3  ACF and PACF

A time series is notationally represented by \(\{\dots, y_{t-1}, y_t, y_{t+1}, y_{t+2}, \dots\}\) , which is a sequence of random variables. We think of each variable at a time point \(t\) as a random variable, whose realized value is drawn from some distribution.

A distinguishing feature of this sequence is temporal dependence. That is, the distribution of \(y_t\) conditional on previous value of the series depends on the outcome of those previous observations. It is of particular interest how observations are correlated across time. A big part of the time series analysis is to exploit this correlation.

3.1 Autocorrelation

The temporal dependence is characterized by the correlation between \(y_t\) and its own lags \(y_{t-k}\).

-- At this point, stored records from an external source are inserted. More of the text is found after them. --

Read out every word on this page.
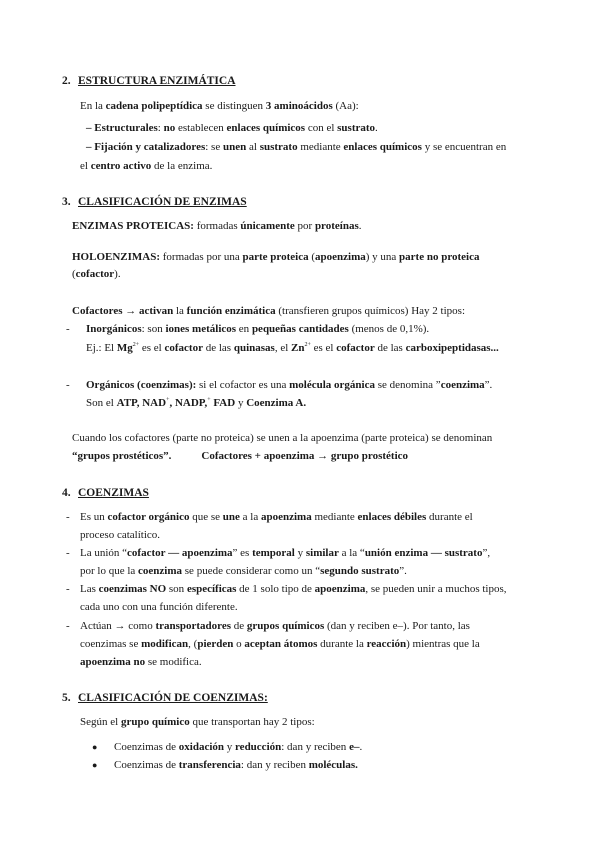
2. ESTRUCTURA ENZIMÁTICA
En la cadena polipeptídica se distinguen 3 aminoácidos (Aa):
– Estructurales: no establecen enlaces químicos con el sustrato.
– Fijación y catalizadores: se unen al sustrato mediante enlaces químicos y se encuentran en
el centro activo de la enzima.
3. CLASIFICACIÓN DE ENZIMAS
ENZIMAS PROTEICAS: formadas únicamente por proteínas.
HOLOENZIMAS: formadas por una parte proteica (apoenzima) y una parte no proteica
(cofactor).
Cofactores → activan la función enzimática (transfieren grupos químicos) Hay 2 tipos:
- Inorgánicos: son iones metálicos en pequeñas cantidades (menos de 0,1%).
Ej.: El $Mg^{2+}$ es el cofactor de las quinasas, el $Zn^{2+}$ es el cofactor de las carboxipeptidasas...
- Orgánicos (coenzimas): si el cofactor es una molécula orgánica se denomina ”coenzima”.
Son el ATP, NAD+, NADP,+ FAD y Coenzima A.
Cuando los cofactores (parte no proteica) se unen a la apoenzima (parte proteica) se denominan
“grupos prostéticos”.	Cofactores + apoenzima → grupo prostético
4. COENZIMAS
- Es un cofactor orgánico que se une a la apoenzima mediante enlaces débiles durante el
proceso catalítico.
- La unión “cofactor — apoenzima” es temporal y similar a la “unión enzima — sustrato”,
por lo que la coenzima se puede considerar como un “segundo sustrato”.
- Las coenzimas NO son específicas de 1 solo tipo de apoenzima, se pueden unir a muchos tipos,
cada uno con una función diferente.
- Actúan → como transportadores de grupos químicos (dan y reciben e–). Por tanto, las
coenzimas se modifican, (pierden o aceptan átomos durante la reacción) mientras que la
apoenzima no se modifica.
5. CLASIFICACIÓN DE COENZIMAS:
Según el grupo químico que transportan hay 2 tipos:
● Coenzimas de oxidación y reducción: dan y reciben e–.
● Coenzimas de transferencia: dan y reciben moléculas.
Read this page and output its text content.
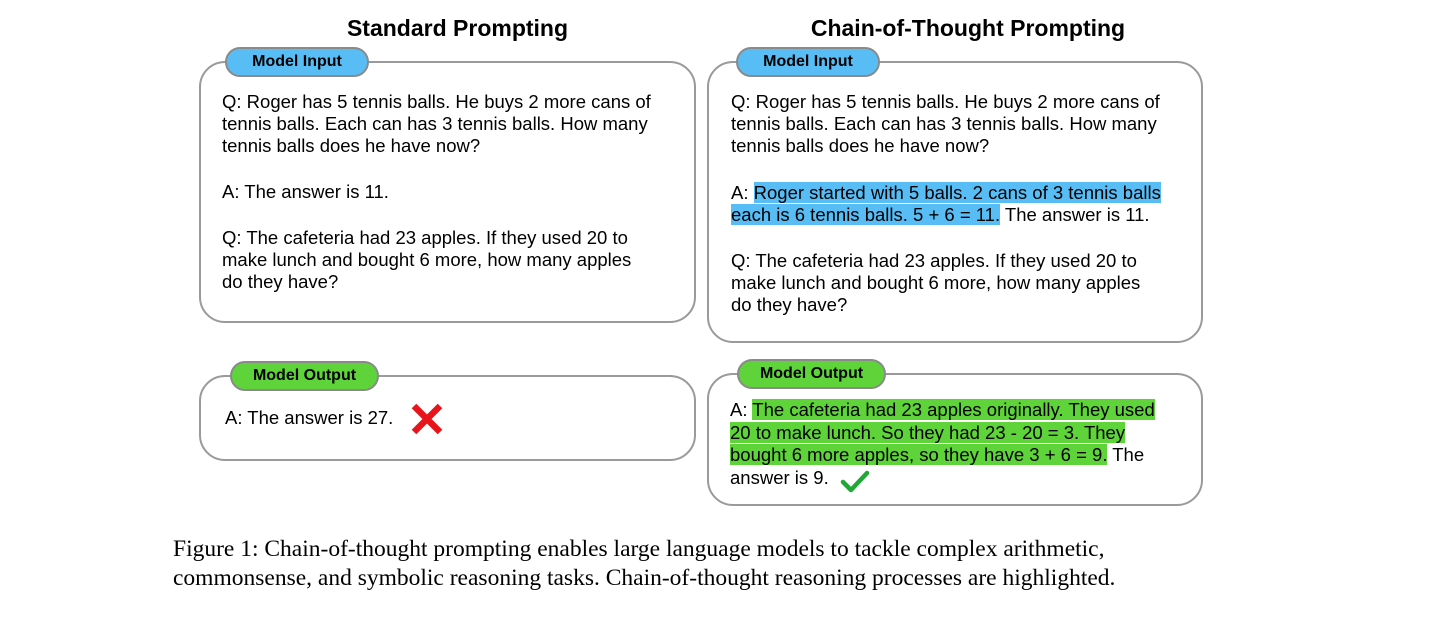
Standard Prompting	Chain-of-Thought Prompting
Model Input
Q: Roger has 5 tennis balls. He buys 2 more cans of
tennis balls. Each can has 3 tennis balls. How many
tennis balls does he have now?
A: The answer is 11.
Q: The cafeteria had 23 apples. If they used 20 to
make lunch and bought 6 more, how many apples
do they have?
Model Output
A: The answer is 27.
Model Input
Q: Roger has 5 tennis balls. He buys 2 more cans of
tennis balls. Each can has 3 tennis balls. How many
tennis balls does he have now?
A: Roger started with 5 balls. 2 cans of 3 tennis balls
each is 6 tennis balls. 5 + 6 = 11. The answer is 11.
Q: The cafeteria had 23 apples. If they used 20 to
make lunch and bought 6 more, how many apples
do they have?
Model Output
A: The cafeteria had 23 apples originally. They used
20 to make lunch. So they had 23 - 20 = 3. They
bought 6 more apples, so they have 3 + 6 = 9. The
answer is 9.
Figure 1: Chain-of-thought prompting enables large language models to tackle complex arithmetic,
commonsense, and symbolic reasoning tasks. Chain-of-thought reasoning processes are highlighted.
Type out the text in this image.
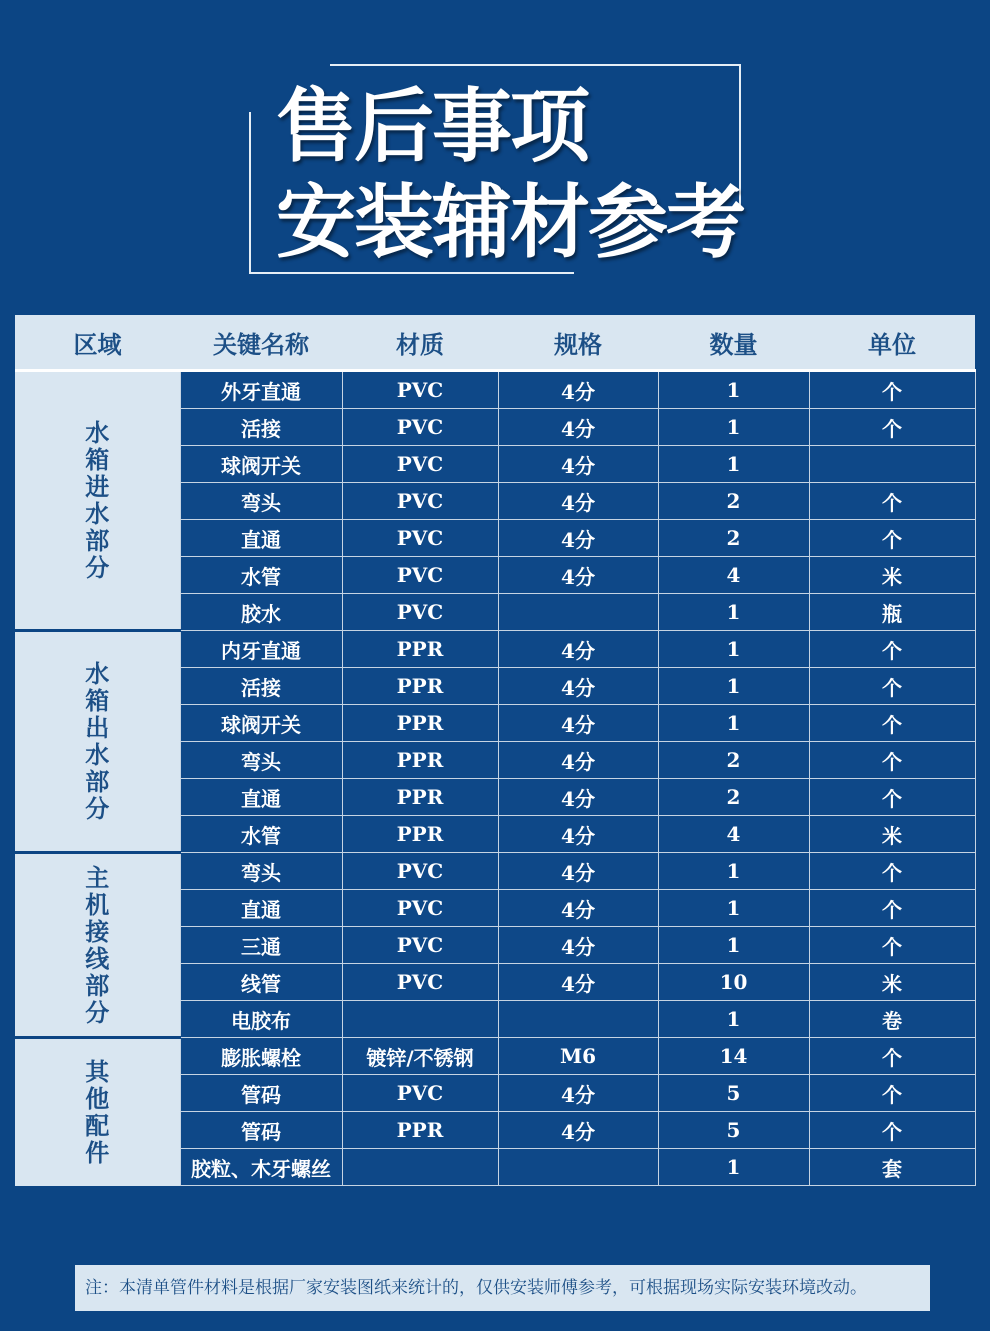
售后事项
安装辅材参考
区域	关键名称	材质	规格	数量	单位
水箱进水部分	外牙直通	PVC	4分	1	个
	活接	PVC	4分	1	个
	球阀开关	PVC	4分	1	
	弯头	PVC	4分	2	个
	直通	PVC	4分	2	个
	水管	PVC	4分	4	米
	胶水	PVC		1	瓶
水箱出水部分	内牙直通	PPR	4分	1	个
	活接	PPR	4分	1	个
	球阀开关	PPR	4分	1	个
	弯头	PPR	4分	2	个
	直通	PPR	4分	2	个
	水管	PPR	4分	4	米
主机接线部分	弯头	PVC	4分	1	个
	直通	PVC	4分	1	个
	三通	PVC	4分	1	个
	线管	PVC	4分	10	米
	电胶布			1	卷
其他配件	膨胀螺栓	镀锌/不锈钢	M6	14	个
	管码	PVC	4分	5	个
	管码	PPR	4分	5	个
	胶粒、木牙螺丝			1	套
注：本清单管件材料是根据厂家安装图纸来统计的，仅供安装师傅参考，可根据现场实际安装环境改动。
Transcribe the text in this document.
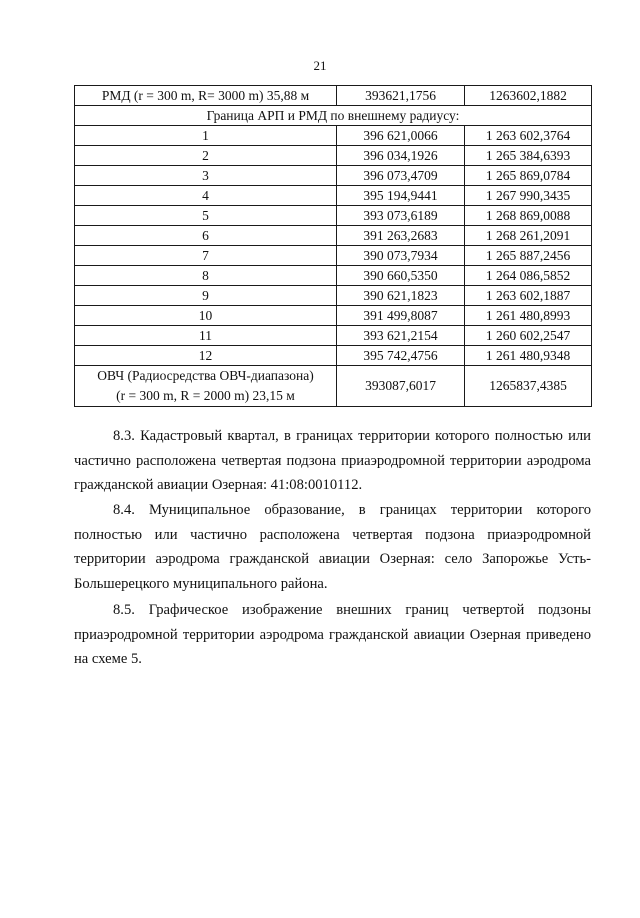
21
РМД (r = 300 m, R= 3000 m) 35,88 м	393621,1756	1263602,1882
Граница АРП и РМД по внешнему радиусу:		
1	396 621,0066	1 263 602,3764
2	396 034,1926	1 265 384,6393
3	396 073,4709	1 265 869,0784
4	395 194,9441	1 267 990,3435
5	393 073,6189	1 268 869,0088
6	391 263,2683	1 268 261,2091
7	390 073,7934	1 265 887,2456
8	390 660,5350	1 264 086,5852
9	390 621,1823	1 263 602,1887
10	391 499,8087	1 261 480,8993
11	393 621,2154	1 260 602,2547
12	395 742,4756	1 261 480,9348

ОВЧ (Радиосредства ОВЧ-диапазона)
(r = 300 m, R = 2000 m) 23,15 м	393087,6017	1265837,4385

8.3. Кадастровый квартал, в границах территории которого полностью или частично расположена четвертая подзона приаэродромной территории аэродрома гражданской авиации Озерная: 41:08:0010112.

8.4. Муниципальное образование, в границах территории которого полностью или частично расположена четвертая подзона приаэродромной территории аэродрома гражданской авиации Озерная: село Запорожье Усть-Большерецкого муниципального района.

8.5. Графическое изображение внешних границ четвертой подзоны приаэродромной территории аэродрома гражданской авиации Озерная приведено на схеме 5.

Definition 3.1 The \(k\)-th order autocovariance of \(y_t\) is defined as

\[\gamma_k = \text{cov}(y_t, y_{t-k}).\]

The \(k\)-th order autocorrelation is defined as

\[\rho_k = \frac{\text{cov}(y_t, y_{t-k})}{\text{var}(y_t)} = \frac{\gamma_k}{\gamma_0}.\]

If we plot the autocorrelation as a function of the lag length \(k\), we get the autocorrelation function (ACF). Here is an example of the ACF of China’s monthly export growth (log-difference). The lag on the horizontal axis is counted by seasonal period. Because it is monthly data, 1 period is 12 months. We can see the autocorrelation is the strongest for the first two lags. Longer lags are barely significant. There are spikes with 12-month and 24-month lags, indicating the seasonality is not fully removed from the series.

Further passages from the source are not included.